Embattled outsourcing giant Interserve, which is a major government contractor, has just four days to win shareholder support for the board’s deleveraging plan, ahead of a crucial general meeting on 15 March to resolve what the company admits is ‘a critical financial situation’, raising fears of another Carillion-style collapse
The company employs 75,000 people worldwide, including 45,000 in the UK, and has been in financial difficulty for some time, in part as a result of pressure on margin in the outsourcing business and expansion into sectors such as waste energy. It is responsible for a number of key government outpouring arrangements, including cleaning the London Underground.
Last month it outlined a plan to reduce its net debt to £275m by issuing £480m of new Interserve equity. However, this new equity will be placed with the company’s existing lenders, who will then hold 97.5%, with ordinary shareholders left with just 2.5% of the equity in the company.
The proposal has attracted strong opposition, notably from US hedge fund Coltrane Asset Management which has a 27.7% stake in the company. Coltrane has said it will block the board’s plan and has put forward an alternative option.
Coltrane has not made a public formal approach with its proposals, and, Interserve stated: ‘The ability to obtain lender support for a materially different deal requiring lenders to take significantly larger write offs, or provide ongoing support, in the short time frame available is therefore unknown.’

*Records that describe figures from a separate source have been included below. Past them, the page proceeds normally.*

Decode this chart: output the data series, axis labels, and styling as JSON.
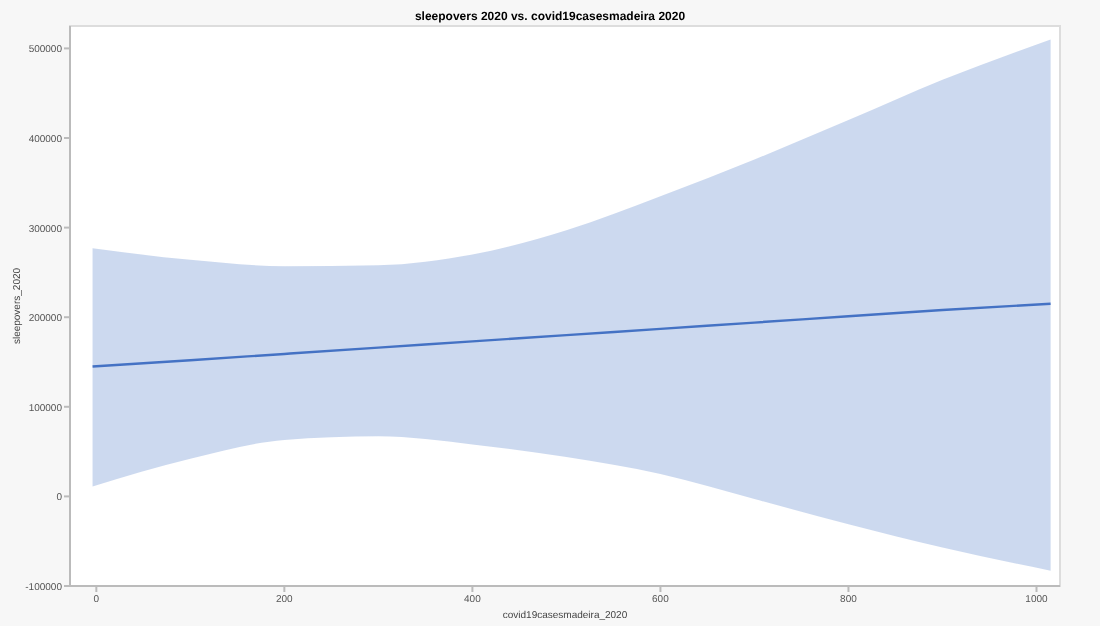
{
  "chart_data": {
    "type": "line",
    "title": "sleepovers 2020 vs. covid19casesmadeira 2020",
    "xlabel": "covid19casesmadeira_2020",
    "ylabel": "sleepovers_2020",
    "xlim": [
      -28,
      1025
    ],
    "ylim": [
      -100000,
      525000
    ],
    "xticks": [
      0,
      200,
      400,
      600,
      800,
      1000
    ],
    "yticks": [
      -100000,
      0,
      100000,
      200000,
      300000,
      400000,
      500000
    ],
    "series": [
      {
        "color": "#4472c4",
        "x": [
          -4,
          100,
          200,
          300,
          400,
          500,
          600,
          700,
          800,
          900,
          1015
        ],
        "values": [
          145000,
          152000,
          159000,
          166000,
          173000,
          180000,
          187000,
          194000,
          201000,
          208000,
          215000
        ],
        "lower": [
          11000,
          42000,
          63000,
          67000,
          58000,
          44000,
          25000,
          -3000,
          -31000,
          -57000,
          -83000
        ],
        "upper": [
          277000,
          264000,
          257000,
          258000,
          270000,
          297000,
          335000,
          376000,
          420000,
          465000,
          510000
        ]
      }
    ]
  }
}
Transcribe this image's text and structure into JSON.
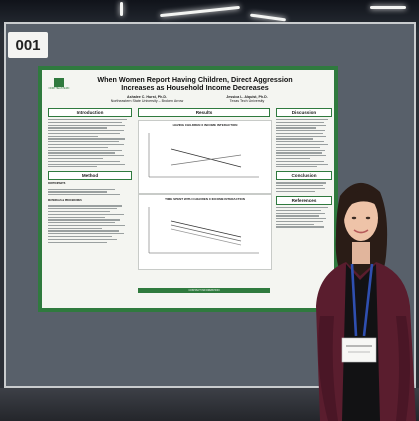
{
  "board_number": "001",
  "poster": {
    "logo_text": "NORTHEASTERN",
    "title_line1": "When Women Report Having Children, Direct Aggression",
    "title_line2": "Increases as Household Income Decreases",
    "author_left_name": "Ashalee C. Hurst, Ph.D.",
    "author_left_affil": "Northeastern State University – Broken Arrow",
    "author_right_name": "Jessica L. Alquist, Ph.D.",
    "author_right_affil": "Texas Tech University",
    "left_sections": [
      "Introduction",
      "Method"
    ],
    "method_subheads": [
      "PARTICIPANTS",
      "MATERIALS & PROCEDURES"
    ],
    "center_title": "Results",
    "chart1_title": "HAVING CHILDREN X INCOME INTERACTION",
    "chart2_title": "TIME SPENT WITH CHILDREN X INCOME INTERACTION",
    "chart_footer": "CONTACT INFORMATION",
    "right_sections": [
      "Discussion",
      "Conclusion",
      "References"
    ]
  }
}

In a statement to shareholders ahead of Friday’s vote, Interserve said its deleveraging solution is ‘the only plan today that is capable of being implemented, preserving some value for shareholders.’
The statement went on: ‘It is the only plan today that is capable of implementation in order to provide balance sheet strength and cash liquidity to allow the group to meet its financial obligations and provide stability for the future.

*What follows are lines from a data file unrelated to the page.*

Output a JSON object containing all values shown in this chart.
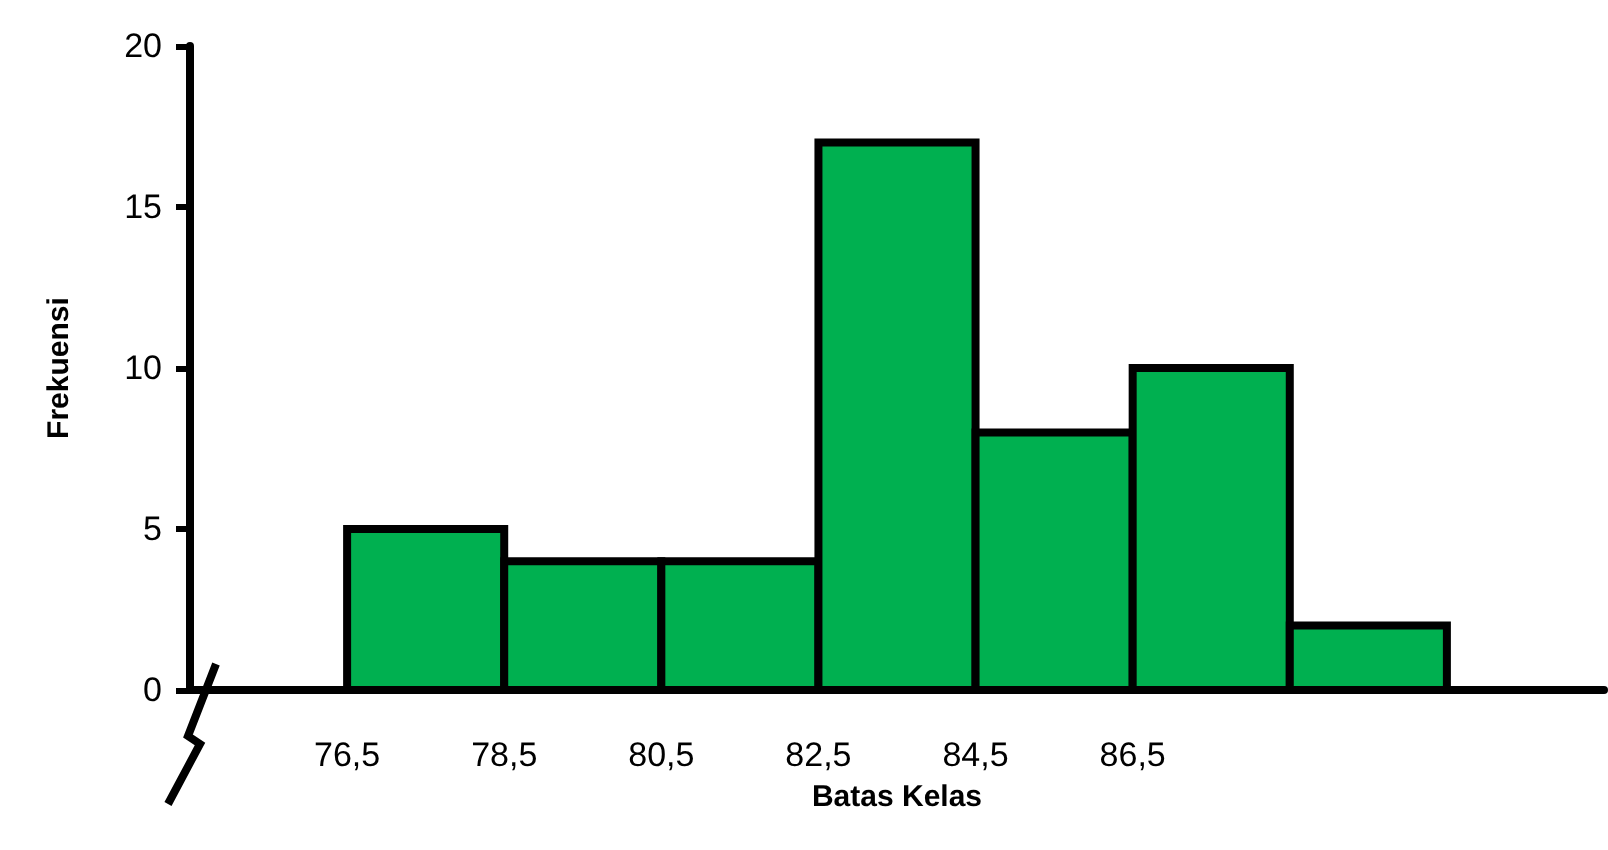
{
  "chart_data": {
    "type": "histogram",
    "xlabel": "Batas Kelas",
    "ylabel": "Frekuensi",
    "bins": [
      76.5,
      78.5,
      80.5,
      82.5,
      84.5,
      86.5,
      88.5,
      90.5
    ],
    "values": [
      5,
      4,
      4,
      17,
      8,
      10,
      2
    ],
    "color": "#00b050",
    "xlim": [
      74.5,
      92.5
    ],
    "xticks": [
      {
        "value": 76.5,
        "label": "76,5"
      },
      {
        "value": 78.5,
        "label": "78,5"
      },
      {
        "value": 80.5,
        "label": "80,5"
      },
      {
        "value": 82.5,
        "label": "82,5"
      },
      {
        "value": 84.5,
        "label": "84,5"
      },
      {
        "value": 86.5,
        "label": "86,5"
      }
    ],
    "ylim": [
      0,
      20
    ],
    "yticks": [
      0,
      5,
      10,
      15,
      20
    ],
    "grid": false
  }
}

‘The company is in a critical financial situation. The deleveraging plan is the result of months of complex intensive negotiation with lenders, bonding providers and the pension trustee.

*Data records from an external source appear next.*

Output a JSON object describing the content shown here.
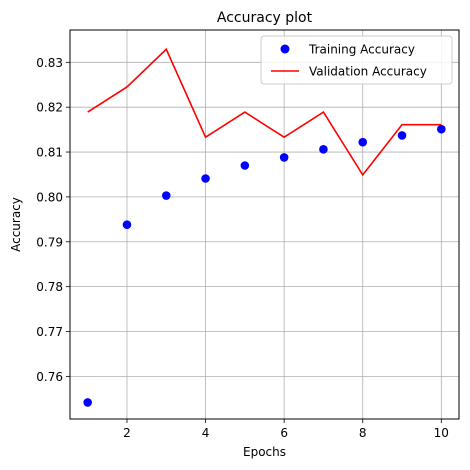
{
  "chart_data": {
    "type": "line",
    "title": "Accuracy plot",
    "xlabel": "Epochs",
    "ylabel": "Accuracy",
    "xlim": [
      0.55,
      10.45
    ],
    "ylim": [
      0.7505,
      0.8372
    ],
    "xticks": [
      2,
      4,
      6,
      8,
      10
    ],
    "yticks": [
      0.76,
      0.77,
      0.78,
      0.79,
      0.8,
      0.81,
      0.82,
      0.83
    ],
    "xtick_labels": [
      "2",
      "4",
      "6",
      "8",
      "10"
    ],
    "ytick_labels": [
      "0.76",
      "0.77",
      "0.78",
      "0.79",
      "0.80",
      "0.81",
      "0.82",
      "0.83"
    ],
    "grid": true,
    "legend_position": "top-right",
    "x": [
      1,
      2,
      3,
      4,
      5,
      6,
      7,
      8,
      9,
      10
    ],
    "series": [
      {
        "name": "Training Accuracy",
        "style": "markers",
        "color": "#0000ff",
        "values": [
          0.7542,
          0.7938,
          0.8003,
          0.8041,
          0.807,
          0.8088,
          0.8106,
          0.8122,
          0.8137,
          0.8151
        ]
      },
      {
        "name": "Validation Accuracy",
        "style": "line",
        "color": "#ff0000",
        "values": [
          0.8189,
          0.8245,
          0.8329,
          0.8133,
          0.8189,
          0.8133,
          0.8189,
          0.8049,
          0.8161,
          0.8161
        ]
      }
    ]
  }
}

‘Our plan preserves some value for shareholders. This will not be the case if the proposals are voted down. It is the only plan with the support of all of our lenders and the pension trustee.’
Over the weekend, Interserve chairman Glyn Barker said in media interviews that if the plan was not agreed, then the company would ‘run out of money’ and he expected the company’s lenders to call in a £66m loan which it would not be able to repay.
The company statement said: ‘If shareholders do not support our plan we have taken steps to prepare for an alternative transaction to protect the business and preserve value for our creditors, customers and our suppliers.
‘However, this is an outcome we would much prefer to avoid as it would likely result in no return for shareholders and it is more costly and disruptive to Interserve.’
Interserve is understood to have lined up EY to handle a possible administration if it fails to get sufficient support for its deleveraging plan.